A man, frantically waving his arms in the air, goes to see his doctor.  “What are you doing with your arms”, asks the doctor.  “I’m keeping the elephants away,” says the man.  “But there are no elephants here,” says the doctor.  “See.  It’s working,” says the man.

Alternate version of old joke:

A doctor, believing his patient to having a deep-seeded fear of elephants, advises him to always wave his arms in the air.  “Why should I do that,” asks the man.  “It will keep the elephants away,” says the man.  “But there are no elephants here,” says the man.  “See.  It’s working,” says the doctor.

Just for fun, let’s calculate to elephaNNT of arm-waving.  According to, the average numbers of annual deaths in the United States by animals are:

Bees/Wasps 53.00
Dogs 31.00
Horses 20.00
Spiders 6.50
Rattlesnakes 5.50
Bulls 3.00
Mountain lions 1.00
Sharks 1.00
Bears 0.50
Centipedes 0.50
Alligators 0.30
Elephants 0.25
Wolves 0.10

Assuming that arm-waving is 100% effective in keeping elephants away (maybe if not confronted with a charging elephant), and that the population of the U.S. is 310 million, the NNT of an arm-waving defense against elephants, over a 10-year period, would be almost 125,000,000 — higher than most any drug.
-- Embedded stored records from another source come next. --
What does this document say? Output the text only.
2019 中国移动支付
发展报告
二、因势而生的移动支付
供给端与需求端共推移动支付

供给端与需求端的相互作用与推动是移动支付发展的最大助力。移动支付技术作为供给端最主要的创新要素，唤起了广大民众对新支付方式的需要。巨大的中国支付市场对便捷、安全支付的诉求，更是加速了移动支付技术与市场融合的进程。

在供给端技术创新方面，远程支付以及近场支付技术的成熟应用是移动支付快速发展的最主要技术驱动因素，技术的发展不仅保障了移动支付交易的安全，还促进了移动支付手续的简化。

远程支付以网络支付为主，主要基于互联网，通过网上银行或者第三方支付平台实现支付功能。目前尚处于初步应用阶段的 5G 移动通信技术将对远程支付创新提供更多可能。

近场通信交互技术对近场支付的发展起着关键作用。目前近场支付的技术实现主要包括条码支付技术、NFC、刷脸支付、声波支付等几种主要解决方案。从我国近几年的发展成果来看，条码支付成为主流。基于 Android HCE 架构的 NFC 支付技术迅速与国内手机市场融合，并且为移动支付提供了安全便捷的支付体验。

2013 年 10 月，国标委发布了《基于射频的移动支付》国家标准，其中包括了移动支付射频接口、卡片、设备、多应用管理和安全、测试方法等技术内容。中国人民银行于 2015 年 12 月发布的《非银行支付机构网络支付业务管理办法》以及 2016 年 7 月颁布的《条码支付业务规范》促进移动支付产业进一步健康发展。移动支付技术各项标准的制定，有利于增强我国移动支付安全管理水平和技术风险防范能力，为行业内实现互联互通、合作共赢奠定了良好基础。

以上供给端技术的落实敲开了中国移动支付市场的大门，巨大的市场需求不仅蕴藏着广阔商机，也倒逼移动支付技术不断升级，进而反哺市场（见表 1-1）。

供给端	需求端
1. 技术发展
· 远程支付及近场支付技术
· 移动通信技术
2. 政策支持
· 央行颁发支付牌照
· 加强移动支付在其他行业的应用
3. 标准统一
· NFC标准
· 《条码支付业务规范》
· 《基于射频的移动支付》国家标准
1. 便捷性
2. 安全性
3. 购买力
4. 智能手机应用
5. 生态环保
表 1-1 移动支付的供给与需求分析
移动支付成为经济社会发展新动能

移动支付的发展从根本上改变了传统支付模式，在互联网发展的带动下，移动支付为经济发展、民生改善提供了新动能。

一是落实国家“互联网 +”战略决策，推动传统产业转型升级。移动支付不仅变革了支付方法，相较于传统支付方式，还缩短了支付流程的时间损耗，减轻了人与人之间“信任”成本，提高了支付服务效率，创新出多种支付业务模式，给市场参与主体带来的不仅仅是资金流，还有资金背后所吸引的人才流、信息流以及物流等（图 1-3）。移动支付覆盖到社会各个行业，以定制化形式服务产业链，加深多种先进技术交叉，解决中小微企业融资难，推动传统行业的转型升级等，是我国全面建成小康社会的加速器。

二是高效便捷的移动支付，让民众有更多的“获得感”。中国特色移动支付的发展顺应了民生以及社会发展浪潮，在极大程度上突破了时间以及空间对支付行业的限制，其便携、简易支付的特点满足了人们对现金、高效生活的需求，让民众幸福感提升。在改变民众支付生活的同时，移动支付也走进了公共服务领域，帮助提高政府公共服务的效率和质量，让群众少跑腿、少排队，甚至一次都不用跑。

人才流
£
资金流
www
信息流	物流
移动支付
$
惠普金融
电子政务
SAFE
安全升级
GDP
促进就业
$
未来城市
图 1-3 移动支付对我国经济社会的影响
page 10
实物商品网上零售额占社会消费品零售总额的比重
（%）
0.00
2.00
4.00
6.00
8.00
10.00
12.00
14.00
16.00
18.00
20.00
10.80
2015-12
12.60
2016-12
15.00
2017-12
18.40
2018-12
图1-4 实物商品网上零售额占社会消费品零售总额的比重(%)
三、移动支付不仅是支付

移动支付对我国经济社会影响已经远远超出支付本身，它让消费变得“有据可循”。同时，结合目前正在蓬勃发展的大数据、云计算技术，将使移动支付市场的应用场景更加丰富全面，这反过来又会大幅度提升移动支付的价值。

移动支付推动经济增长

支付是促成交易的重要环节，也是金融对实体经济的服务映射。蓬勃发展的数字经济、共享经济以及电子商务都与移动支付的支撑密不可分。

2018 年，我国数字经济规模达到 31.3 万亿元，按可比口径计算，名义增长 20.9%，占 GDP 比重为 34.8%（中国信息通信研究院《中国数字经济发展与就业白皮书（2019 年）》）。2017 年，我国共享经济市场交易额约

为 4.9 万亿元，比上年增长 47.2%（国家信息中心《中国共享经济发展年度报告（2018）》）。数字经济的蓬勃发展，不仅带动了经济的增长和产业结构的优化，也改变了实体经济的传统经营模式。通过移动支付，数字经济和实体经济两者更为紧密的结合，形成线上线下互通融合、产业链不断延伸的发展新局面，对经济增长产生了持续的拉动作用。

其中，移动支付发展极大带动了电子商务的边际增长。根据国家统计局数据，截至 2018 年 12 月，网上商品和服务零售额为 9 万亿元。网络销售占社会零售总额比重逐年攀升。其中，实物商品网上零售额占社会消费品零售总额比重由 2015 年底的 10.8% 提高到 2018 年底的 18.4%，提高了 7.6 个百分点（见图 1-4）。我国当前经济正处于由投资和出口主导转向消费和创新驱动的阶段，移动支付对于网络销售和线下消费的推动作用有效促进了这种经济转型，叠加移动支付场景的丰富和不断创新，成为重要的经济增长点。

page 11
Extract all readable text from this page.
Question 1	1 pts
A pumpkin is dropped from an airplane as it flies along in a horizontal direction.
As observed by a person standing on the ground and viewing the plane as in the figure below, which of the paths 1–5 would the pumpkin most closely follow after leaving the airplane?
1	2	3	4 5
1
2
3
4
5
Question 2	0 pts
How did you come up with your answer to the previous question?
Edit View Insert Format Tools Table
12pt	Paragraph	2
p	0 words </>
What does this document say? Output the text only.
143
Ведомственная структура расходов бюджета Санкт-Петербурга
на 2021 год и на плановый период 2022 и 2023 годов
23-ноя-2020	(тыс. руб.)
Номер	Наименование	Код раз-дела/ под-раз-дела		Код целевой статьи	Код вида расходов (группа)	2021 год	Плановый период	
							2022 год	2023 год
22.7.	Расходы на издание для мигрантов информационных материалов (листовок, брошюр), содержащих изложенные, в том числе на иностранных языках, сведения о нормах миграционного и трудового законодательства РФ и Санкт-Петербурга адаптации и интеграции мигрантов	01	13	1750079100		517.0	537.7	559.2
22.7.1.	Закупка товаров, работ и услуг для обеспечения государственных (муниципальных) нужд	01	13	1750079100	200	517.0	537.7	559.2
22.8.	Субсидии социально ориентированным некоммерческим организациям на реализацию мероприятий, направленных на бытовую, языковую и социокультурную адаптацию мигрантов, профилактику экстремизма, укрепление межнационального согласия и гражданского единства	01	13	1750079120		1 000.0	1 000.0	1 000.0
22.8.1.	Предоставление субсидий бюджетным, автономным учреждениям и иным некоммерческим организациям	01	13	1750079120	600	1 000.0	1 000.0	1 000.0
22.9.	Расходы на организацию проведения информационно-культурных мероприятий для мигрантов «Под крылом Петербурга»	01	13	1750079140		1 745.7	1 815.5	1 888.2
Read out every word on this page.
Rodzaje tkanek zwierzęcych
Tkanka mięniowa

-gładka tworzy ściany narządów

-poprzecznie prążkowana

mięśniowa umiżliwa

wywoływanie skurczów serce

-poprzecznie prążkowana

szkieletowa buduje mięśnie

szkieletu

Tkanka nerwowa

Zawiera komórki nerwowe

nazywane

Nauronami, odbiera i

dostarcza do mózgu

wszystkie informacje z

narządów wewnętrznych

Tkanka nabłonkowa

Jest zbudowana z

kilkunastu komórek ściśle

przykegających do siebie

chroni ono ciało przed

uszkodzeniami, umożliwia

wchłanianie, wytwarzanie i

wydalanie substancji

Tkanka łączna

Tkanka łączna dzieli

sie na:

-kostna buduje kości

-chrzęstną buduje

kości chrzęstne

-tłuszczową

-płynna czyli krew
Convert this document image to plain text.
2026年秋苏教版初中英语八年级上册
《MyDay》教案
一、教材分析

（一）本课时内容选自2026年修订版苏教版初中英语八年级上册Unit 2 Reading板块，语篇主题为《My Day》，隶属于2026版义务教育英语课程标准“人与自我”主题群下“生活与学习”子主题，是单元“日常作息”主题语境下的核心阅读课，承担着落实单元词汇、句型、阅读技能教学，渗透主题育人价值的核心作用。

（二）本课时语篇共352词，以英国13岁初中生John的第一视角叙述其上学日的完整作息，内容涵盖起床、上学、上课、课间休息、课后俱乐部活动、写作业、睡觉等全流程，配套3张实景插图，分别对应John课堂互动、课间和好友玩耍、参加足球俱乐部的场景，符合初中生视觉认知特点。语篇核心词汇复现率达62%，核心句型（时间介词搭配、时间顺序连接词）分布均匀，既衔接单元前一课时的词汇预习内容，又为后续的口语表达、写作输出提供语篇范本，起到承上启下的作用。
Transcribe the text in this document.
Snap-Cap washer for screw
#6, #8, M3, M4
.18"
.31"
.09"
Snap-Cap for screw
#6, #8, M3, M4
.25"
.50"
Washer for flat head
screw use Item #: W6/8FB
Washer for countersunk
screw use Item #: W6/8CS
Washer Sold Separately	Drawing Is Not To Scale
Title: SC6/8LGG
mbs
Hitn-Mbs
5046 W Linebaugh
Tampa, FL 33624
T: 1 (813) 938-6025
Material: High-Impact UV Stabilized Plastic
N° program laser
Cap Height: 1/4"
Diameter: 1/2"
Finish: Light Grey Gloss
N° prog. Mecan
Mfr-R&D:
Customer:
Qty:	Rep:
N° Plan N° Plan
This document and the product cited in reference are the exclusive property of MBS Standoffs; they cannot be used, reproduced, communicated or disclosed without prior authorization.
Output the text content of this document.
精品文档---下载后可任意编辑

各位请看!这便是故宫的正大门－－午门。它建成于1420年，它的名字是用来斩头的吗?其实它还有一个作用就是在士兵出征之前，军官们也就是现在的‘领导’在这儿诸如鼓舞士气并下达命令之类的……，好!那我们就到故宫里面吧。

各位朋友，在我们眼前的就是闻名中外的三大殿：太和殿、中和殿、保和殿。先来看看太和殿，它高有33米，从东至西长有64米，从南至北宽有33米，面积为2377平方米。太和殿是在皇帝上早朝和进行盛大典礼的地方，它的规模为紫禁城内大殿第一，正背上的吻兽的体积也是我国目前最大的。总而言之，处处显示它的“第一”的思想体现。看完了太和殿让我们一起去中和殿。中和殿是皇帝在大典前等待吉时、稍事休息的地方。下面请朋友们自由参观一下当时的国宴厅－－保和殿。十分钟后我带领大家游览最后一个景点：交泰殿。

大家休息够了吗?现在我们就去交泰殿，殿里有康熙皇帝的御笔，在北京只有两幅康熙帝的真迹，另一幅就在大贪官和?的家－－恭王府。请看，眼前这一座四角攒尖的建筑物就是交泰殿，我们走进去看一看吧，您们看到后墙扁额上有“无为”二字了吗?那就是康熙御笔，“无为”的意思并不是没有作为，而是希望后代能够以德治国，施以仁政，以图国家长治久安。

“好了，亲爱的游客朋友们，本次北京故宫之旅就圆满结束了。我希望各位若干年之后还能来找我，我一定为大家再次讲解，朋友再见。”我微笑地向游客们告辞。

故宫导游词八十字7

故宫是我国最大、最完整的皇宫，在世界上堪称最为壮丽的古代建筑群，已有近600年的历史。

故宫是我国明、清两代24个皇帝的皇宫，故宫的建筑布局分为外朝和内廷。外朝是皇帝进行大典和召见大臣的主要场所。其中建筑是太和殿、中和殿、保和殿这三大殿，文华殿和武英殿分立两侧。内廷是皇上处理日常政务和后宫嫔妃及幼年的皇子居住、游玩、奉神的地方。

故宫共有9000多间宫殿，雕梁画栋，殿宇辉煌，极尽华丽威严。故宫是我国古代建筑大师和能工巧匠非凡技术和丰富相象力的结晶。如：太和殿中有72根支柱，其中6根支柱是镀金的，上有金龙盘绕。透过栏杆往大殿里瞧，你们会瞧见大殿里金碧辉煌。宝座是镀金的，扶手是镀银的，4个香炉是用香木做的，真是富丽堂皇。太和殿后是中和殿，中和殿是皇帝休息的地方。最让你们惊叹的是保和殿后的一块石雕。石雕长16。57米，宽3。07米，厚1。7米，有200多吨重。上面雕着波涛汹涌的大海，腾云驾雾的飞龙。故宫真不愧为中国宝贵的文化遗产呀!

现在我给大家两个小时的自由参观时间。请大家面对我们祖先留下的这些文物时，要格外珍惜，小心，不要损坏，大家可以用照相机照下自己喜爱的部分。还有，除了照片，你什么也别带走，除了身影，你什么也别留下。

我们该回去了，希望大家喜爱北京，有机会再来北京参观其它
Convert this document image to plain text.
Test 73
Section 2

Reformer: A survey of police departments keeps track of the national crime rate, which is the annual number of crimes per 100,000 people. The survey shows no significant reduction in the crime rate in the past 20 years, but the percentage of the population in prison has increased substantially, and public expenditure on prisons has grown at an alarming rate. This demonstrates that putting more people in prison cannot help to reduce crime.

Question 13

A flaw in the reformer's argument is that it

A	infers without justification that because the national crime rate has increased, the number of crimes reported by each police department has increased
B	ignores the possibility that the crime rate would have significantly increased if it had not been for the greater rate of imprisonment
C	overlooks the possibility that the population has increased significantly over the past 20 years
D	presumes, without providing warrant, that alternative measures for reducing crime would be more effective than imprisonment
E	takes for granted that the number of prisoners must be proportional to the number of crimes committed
The purpose of this little exercise is to again stress the importance of a frank discussion between a doctor and patient whenever considering a drug, test, or surgical procedure.  In almost every case, there is a trade-off between potential benefits and risks.

We have found that the mere mention of NNT is an effective way to initiate a much needed conversation, if only to introduce the concept — by either the doctor or the patient. 

Another approach, likely to enliven the conversation and lead to a similar result, is to ask, “Yes, but will it keep the elephants away?”